Mme Cynthia venait présenter un autre type de compostage, fait à l’aide de vers rouges, un peu différent des vers de terre qu’on retrouve dans nos jardins. « Je vous ai amené mes petits animaux de compagnie », a lancé la maman, qui était accompagnée de sa fille de cinquième année, qui agissait comme assistante. Dans un bac muni de trous d’aération, Mme Cynthia dépose environ deux tasses par semaine de restant de fruits et de légumes, préalablement coupés en petits morceaux, pour ses vers. « Ils raffolent aussi du café », mentionne-t-elle.

Au bout de six mois, quand le compost a la texture de la terre, la petite famille de quatre enfants l’étale et fait le tri de leurs vers afin de démarrer un nouveau cycle de compostage. « On utilise le compost pour enrichir les plantes », précise Mme Cynthia.

Tous les élèves de Mme Marie-Claude ont judicieusement écouté les conseils de leur invitée pour faire leur propre bac de compostage intérieur, sans toutefois y mettre des vers.
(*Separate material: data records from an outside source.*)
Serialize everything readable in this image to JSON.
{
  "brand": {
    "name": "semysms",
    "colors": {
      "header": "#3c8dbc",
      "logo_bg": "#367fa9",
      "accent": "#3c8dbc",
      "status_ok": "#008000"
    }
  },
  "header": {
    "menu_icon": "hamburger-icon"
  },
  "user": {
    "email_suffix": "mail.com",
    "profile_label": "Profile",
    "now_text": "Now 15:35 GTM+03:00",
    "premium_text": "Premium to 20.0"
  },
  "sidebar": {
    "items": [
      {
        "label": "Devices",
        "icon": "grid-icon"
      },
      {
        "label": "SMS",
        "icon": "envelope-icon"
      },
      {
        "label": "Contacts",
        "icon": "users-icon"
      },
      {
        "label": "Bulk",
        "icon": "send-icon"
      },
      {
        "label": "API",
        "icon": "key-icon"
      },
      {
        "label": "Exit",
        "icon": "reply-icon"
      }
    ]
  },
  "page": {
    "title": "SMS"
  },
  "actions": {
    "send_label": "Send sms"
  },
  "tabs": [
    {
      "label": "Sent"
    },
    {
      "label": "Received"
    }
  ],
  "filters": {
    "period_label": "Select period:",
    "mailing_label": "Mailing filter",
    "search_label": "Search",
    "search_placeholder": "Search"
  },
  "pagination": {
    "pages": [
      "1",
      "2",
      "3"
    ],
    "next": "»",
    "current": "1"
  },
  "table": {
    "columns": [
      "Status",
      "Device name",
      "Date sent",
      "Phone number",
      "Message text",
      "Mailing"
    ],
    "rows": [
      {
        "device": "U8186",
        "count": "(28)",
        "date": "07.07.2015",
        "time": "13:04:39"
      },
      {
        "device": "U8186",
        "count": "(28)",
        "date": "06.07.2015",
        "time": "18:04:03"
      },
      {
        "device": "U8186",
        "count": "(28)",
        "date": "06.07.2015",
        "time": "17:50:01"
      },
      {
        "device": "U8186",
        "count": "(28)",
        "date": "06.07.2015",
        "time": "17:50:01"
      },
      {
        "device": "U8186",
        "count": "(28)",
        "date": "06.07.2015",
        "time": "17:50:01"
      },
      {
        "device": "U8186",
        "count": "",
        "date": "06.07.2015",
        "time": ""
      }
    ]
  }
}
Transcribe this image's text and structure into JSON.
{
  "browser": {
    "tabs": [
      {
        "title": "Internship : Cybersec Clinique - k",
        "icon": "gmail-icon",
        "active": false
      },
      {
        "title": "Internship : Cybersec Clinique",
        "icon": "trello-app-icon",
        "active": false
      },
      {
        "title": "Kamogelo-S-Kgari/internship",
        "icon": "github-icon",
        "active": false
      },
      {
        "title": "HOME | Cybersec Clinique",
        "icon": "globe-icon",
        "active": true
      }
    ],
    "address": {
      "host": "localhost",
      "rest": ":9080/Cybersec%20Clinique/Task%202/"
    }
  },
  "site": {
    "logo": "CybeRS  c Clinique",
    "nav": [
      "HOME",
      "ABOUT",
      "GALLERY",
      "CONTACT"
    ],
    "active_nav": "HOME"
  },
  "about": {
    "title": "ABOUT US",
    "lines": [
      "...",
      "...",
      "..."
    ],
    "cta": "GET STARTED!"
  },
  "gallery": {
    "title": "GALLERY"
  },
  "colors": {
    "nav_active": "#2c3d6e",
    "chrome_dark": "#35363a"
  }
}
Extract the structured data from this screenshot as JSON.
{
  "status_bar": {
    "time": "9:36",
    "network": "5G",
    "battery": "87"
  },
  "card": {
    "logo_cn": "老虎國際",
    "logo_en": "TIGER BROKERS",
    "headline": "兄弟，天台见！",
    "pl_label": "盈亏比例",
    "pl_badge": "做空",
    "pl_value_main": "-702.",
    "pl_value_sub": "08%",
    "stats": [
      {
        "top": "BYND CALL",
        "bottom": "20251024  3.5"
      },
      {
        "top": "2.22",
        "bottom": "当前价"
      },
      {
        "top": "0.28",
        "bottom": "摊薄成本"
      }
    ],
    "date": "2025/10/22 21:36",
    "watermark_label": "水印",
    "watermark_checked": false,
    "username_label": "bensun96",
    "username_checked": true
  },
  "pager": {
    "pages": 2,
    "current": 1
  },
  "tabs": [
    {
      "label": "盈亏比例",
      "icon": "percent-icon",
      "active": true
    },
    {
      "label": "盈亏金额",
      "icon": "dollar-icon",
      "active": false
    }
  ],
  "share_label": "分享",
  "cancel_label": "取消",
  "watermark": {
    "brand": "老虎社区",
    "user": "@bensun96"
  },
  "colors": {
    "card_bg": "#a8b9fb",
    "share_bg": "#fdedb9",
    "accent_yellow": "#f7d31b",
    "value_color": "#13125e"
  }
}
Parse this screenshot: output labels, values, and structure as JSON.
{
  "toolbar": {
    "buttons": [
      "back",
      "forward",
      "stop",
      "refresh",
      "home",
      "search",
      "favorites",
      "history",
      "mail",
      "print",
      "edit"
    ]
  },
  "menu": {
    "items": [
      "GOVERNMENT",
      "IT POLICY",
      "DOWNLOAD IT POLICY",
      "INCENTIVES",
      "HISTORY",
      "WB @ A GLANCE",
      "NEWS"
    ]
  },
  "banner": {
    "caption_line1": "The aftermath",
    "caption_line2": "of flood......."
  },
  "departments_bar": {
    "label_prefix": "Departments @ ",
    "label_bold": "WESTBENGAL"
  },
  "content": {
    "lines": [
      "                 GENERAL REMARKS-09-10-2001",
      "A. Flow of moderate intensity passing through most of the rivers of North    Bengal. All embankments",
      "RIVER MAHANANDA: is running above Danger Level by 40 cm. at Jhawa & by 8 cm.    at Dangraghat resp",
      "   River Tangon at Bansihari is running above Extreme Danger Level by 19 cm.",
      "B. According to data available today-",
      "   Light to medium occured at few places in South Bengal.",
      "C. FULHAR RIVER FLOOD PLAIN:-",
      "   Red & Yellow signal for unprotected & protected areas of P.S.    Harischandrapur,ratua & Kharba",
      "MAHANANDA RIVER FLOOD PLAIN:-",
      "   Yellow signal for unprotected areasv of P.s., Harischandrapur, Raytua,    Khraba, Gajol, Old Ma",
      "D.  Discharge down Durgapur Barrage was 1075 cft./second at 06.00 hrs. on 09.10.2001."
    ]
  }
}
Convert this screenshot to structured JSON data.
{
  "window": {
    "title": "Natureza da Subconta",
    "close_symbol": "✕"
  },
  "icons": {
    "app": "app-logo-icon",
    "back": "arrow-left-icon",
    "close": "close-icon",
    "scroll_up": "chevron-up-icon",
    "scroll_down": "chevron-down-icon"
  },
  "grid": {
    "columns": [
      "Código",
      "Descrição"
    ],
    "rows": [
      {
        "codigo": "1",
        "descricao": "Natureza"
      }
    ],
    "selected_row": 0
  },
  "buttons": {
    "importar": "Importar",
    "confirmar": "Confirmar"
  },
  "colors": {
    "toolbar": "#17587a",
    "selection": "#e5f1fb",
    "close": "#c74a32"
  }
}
Avant de recevoir les restants de fruits et de légumes, ils ont mis de la terre, des feuilles, du papier déchiqueté, des bouts de bois et un peu d’eau dans leur contenant.

« Nous allons observer notre compost intérieur et comprendre ce qui se passe dans la décomposition de la matière », indique Mme Marie-Claude.

« Marie-Cologique »

Dans l’enseignement depuis plus de 15 ans, Marie-Claude Genest a transmis sa passion à bien des jeunes. À 12 ans, elle signait déjà « Marie-Cologique » !

Dans les prochains jours, Marie-Claude Genest et ses élèves observeront l’évolution de leur compost intérieur.

Sensible à tous les êtres vivants, elle a toujours protégé les espèces qui en avaient besoin. « Petite, je passais mes étés au chalet, sur le bord du Lac-Saint-Jean. J’ai vu la population de poissons baisser quand des roches ont été installées sur les berges, alors que les oeufs se fracassaient au lieu de se déposer dans le sable. On a notre part de responsabilité face aux espèces en danger », poursuit celle qui souhaite vivre en harmonie avec la nature.

À l’école Riverside, dans la salle du personnel, les collègues se relancent en faisant découvrir leurs trouvailles de produits écologiques. « On ne se tape pas sur les doigts. On s’encourage », conclut la dynamique enseignante de maternelle.